His lover of more than 50 years Lu Gwei-Djen was a delightful, friendly and welcoming fellow at Robinson when I first arrived there in 1981. The relationship between her and Needham formed part of a curious ménage-a-trois (not always literally) which Needham’s remarkable wife Dorothy, herself a biochemist and very early female FRS, apparently completely accepted. Beyond these relationships he seems to have been an unapologetic womaniser.  Lu Gwei-Djen was an absolutely crucial partner in the massive book project, the one who first introduced Needham to China and its fascinating culture, past and present. She was also very influential in seeing the establishment of the Joseph Needham Institute (for the study of the history of science technology and medicine) in the grounds of Robinson College. Opened in 1985 it continues to provide a building – in the ‘Chinese style’ – where scholars in the field may study.

Needham himself would have liked to see Caius accept female students during his time as master (1966-76) but failed to persuade sufficient of his colleagues that this was the right way to go. So, while Churchill College and others moved to admit the first women in 1972, Caius persisted in its male tradition. It was no coincidence that a number of the founding fellows at Robinson were ex-Caius, leaving the college in dismay/disgust at the continuing refusal of the college to change its statutes. Robinson on the other hand, was founded as a mixed college, admitting its first students in 1979.

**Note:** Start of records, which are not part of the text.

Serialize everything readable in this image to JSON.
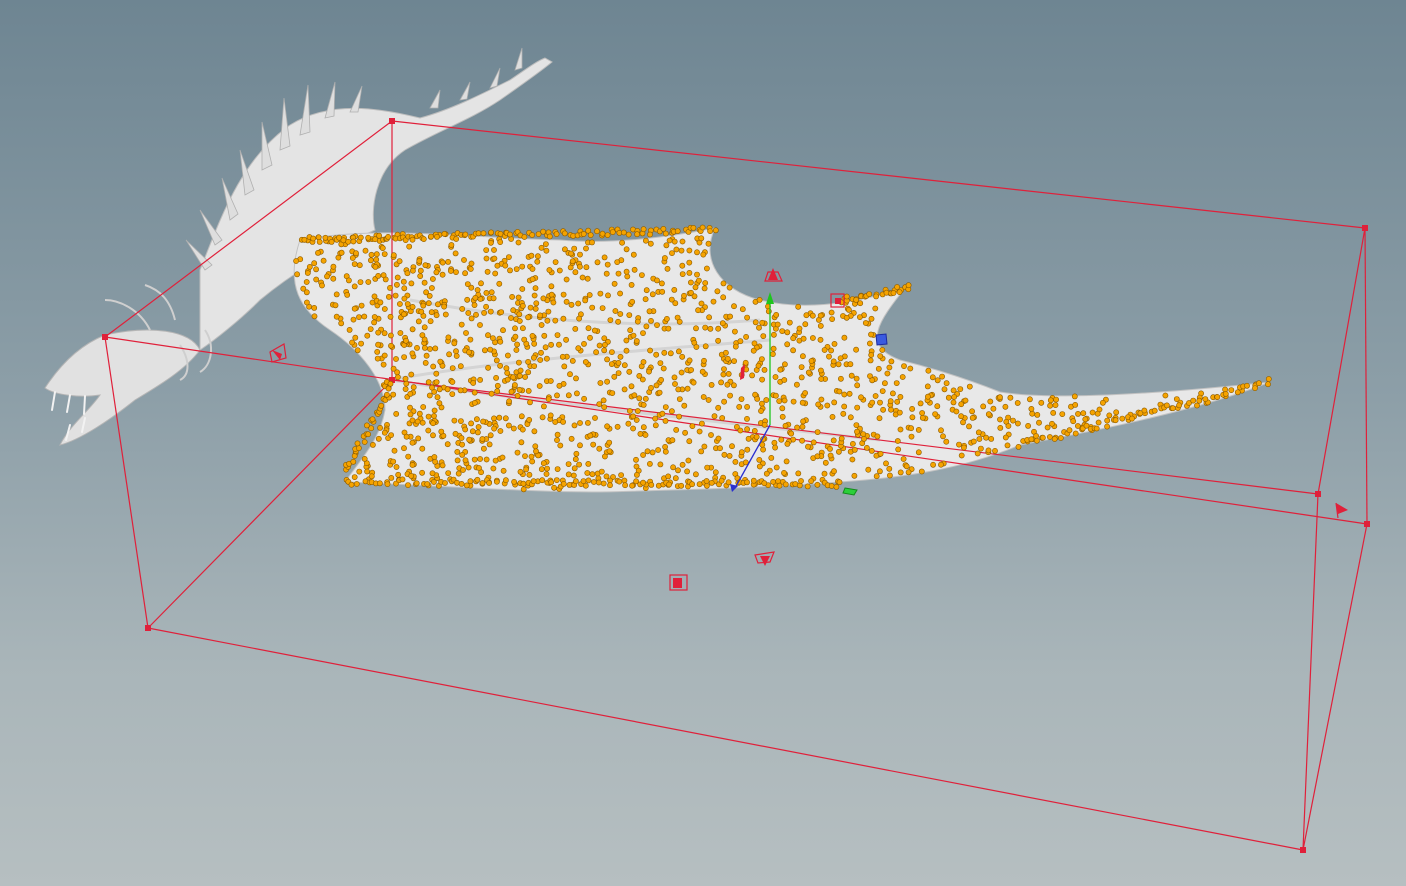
{
  "viewport": {
    "label": "",
    "background_top": "#6e8592",
    "background_bottom": "#b6bfc1"
  },
  "colors": {
    "bounding_box": "#e0203a",
    "points": "#f5a300",
    "point_outline": "#8a5a00",
    "mesh": "#e6e6e6",
    "mesh_shade": "#c9c9c9",
    "axis_x": "#1b2fd6",
    "axis_y": "#1ec51e",
    "axis_z": "#2a2fd0"
  },
  "scene": {
    "model": "dragon-mesh",
    "point_cloud": "wing-scatter-points",
    "bounding_box": "red-wireframe-box",
    "handles": [
      "handle-top",
      "handle-left",
      "handle-right",
      "handle-front",
      "handle-bottom-a",
      "handle-bottom-b",
      "handle-blue",
      "handle-green"
    ]
  }
}
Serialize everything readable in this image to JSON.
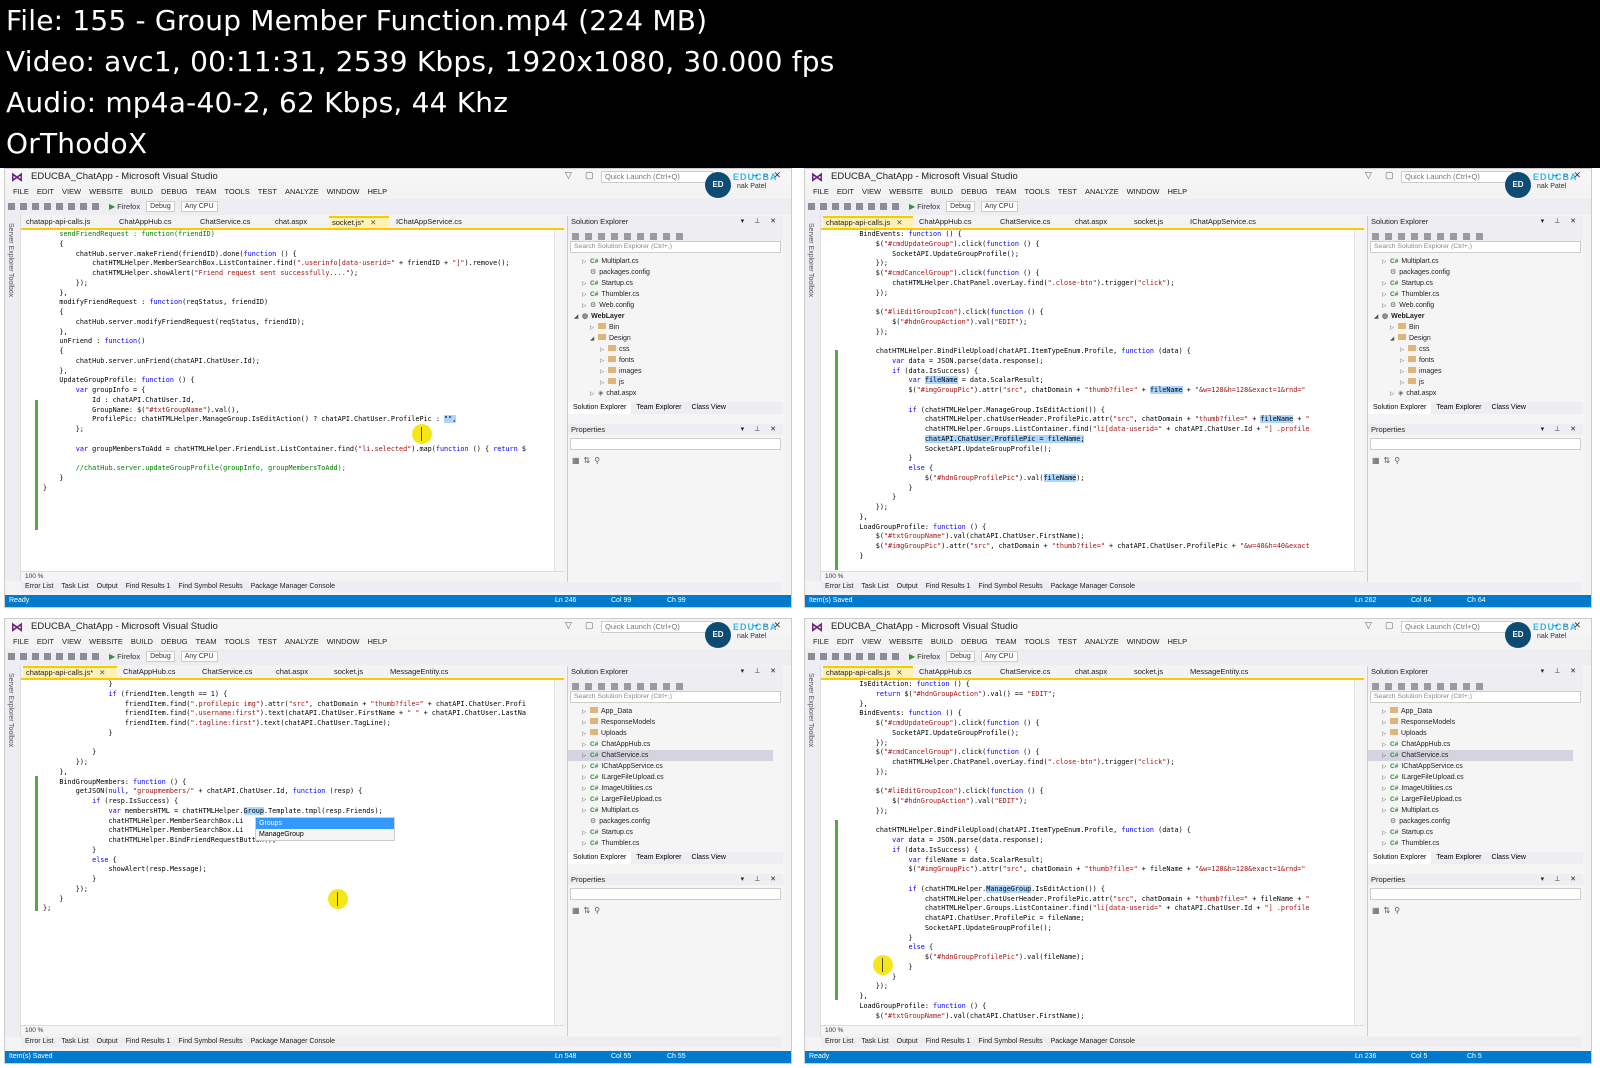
{
  "header": {
    "line1": "File: 155 - Group Member Function.mp4 (224 MB)",
    "line2": "Video: avc1, 00:11:31, 2539 Kbps, 1920x1080, 30.000 fps",
    "line3": "Audio: mp4a-40-2, 62 Kbps, 44 Khz",
    "line4": "OrThodoX"
  },
  "common": {
    "window_title": "EDUCBA_ChatApp - Microsoft Visual Studio",
    "quick_launch": "Quick Launch (Ctrl+Q)",
    "brand": "EDUCBA",
    "user": "nak Patel",
    "menu": [
      "FILE",
      "EDIT",
      "VIEW",
      "WEBSITE",
      "BUILD",
      "DEBUG",
      "TEAM",
      "TOOLS",
      "TEST",
      "ANALYZE",
      "WINDOW",
      "HELP"
    ],
    "toolbar": {
      "browser": "Firefox",
      "config": "Debug",
      "platform": "Any CPU"
    },
    "side_labels": [
      "Server Explorer",
      "Toolbox"
    ],
    "solution_explorer_title": "Solution Explorer",
    "search_solution": "Search Solution Explorer (Ctrl+;)",
    "properties_title": "Properties",
    "panel_tabs": [
      "Solution Explorer",
      "Team Explorer",
      "Class View"
    ],
    "bottom_tabs": [
      "Error List",
      "Task List",
      "Output",
      "Find Results 1",
      "Find Symbol Results",
      "Package Manager Console"
    ],
    "zoom": "100 %"
  },
  "panels": [
    {
      "tabs": [
        "chatapp-api-calls.js",
        "ChatAppHub.cs",
        "ChatService.cs",
        "chat.aspx",
        "socket.js*",
        "IChatAppService.cs"
      ],
      "active_tab": 4,
      "tree": [
        "Multiplart.cs",
        "packages.config",
        "Startup.cs",
        "Thumbler.cs",
        "Web.config",
        "WebLayer",
        "Bin",
        "Design",
        "css",
        "fonts",
        "images",
        "js",
        "chat.aspx"
      ],
      "status": {
        "left": "Ready",
        "ln": "Ln 246",
        "col": "Col 99",
        "ch": "Ch 99"
      }
    },
    {
      "tabs": [
        "chatapp-api-calls.js",
        "ChatAppHub.cs",
        "ChatService.cs",
        "chat.aspx",
        "socket.js",
        "IChatAppService.cs"
      ],
      "active_tab": 0,
      "tree": [
        "Multiplart.cs",
        "packages.config",
        "Startup.cs",
        "Thumbler.cs",
        "Web.config",
        "WebLayer",
        "Bin",
        "Design",
        "css",
        "fonts",
        "images",
        "js",
        "chat.aspx"
      ],
      "status": {
        "left": "Item(s) Saved",
        "ln": "Ln 262",
        "col": "Col 64",
        "ch": "Ch 64"
      }
    },
    {
      "tabs": [
        "chatapp-api-calls.js*",
        "ChatAppHub.cs",
        "ChatService.cs",
        "chat.aspx",
        "socket.js",
        "MessageEntity.cs"
      ],
      "active_tab": 0,
      "tree": [
        "App_Data",
        "ResponseModels",
        "Uploads",
        "ChatAppHub.cs",
        "ChatService.cs",
        "IChatAppService.cs",
        "ILargeFileUpload.cs",
        "ImageUtilities.cs",
        "LargeFileUpload.cs",
        "Multiplart.cs",
        "packages.config",
        "Startup.cs",
        "Thumbler.cs"
      ],
      "intellisense": [
        "Groups",
        "ManageGroup"
      ],
      "status": {
        "left": "Item(s) Saved",
        "ln": "Ln 548",
        "col": "Col 55",
        "ch": "Ch 55"
      }
    },
    {
      "tabs": [
        "chatapp-api-calls.js",
        "ChatAppHub.cs",
        "ChatService.cs",
        "chat.aspx",
        "socket.js",
        "MessageEntity.cs"
      ],
      "active_tab": 0,
      "tree": [
        "App_Data",
        "ResponseModels",
        "Uploads",
        "ChatAppHub.cs",
        "ChatService.cs",
        "IChatAppService.cs",
        "ILargeFileUpload.cs",
        "ImageUtilities.cs",
        "LargeFileUpload.cs",
        "Multiplart.cs",
        "packages.config",
        "Startup.cs",
        "Thumbler.cs"
      ],
      "status": {
        "left": "Ready",
        "ln": "Ln 236",
        "col": "Col 5",
        "ch": "Ch 5"
      }
    }
  ]
}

I may not take Needham as my role model as Master, but as a staggering intellect and a brave man who held onto his beliefs however unfashionable they may have been, he is truly remarkable.

[ I would recommend all of the books I mention in this post as good, eye-opening reading. The hardest going for me was the Wersky, probably because I am not sufficiently well-versed in the socialist ambience and language of the 1920’s and 30’s. The biographies of Bernal and Needham were informative and accessible. I am only about a quarter of the way through the Fara, but I am certainly enjoying it so far.]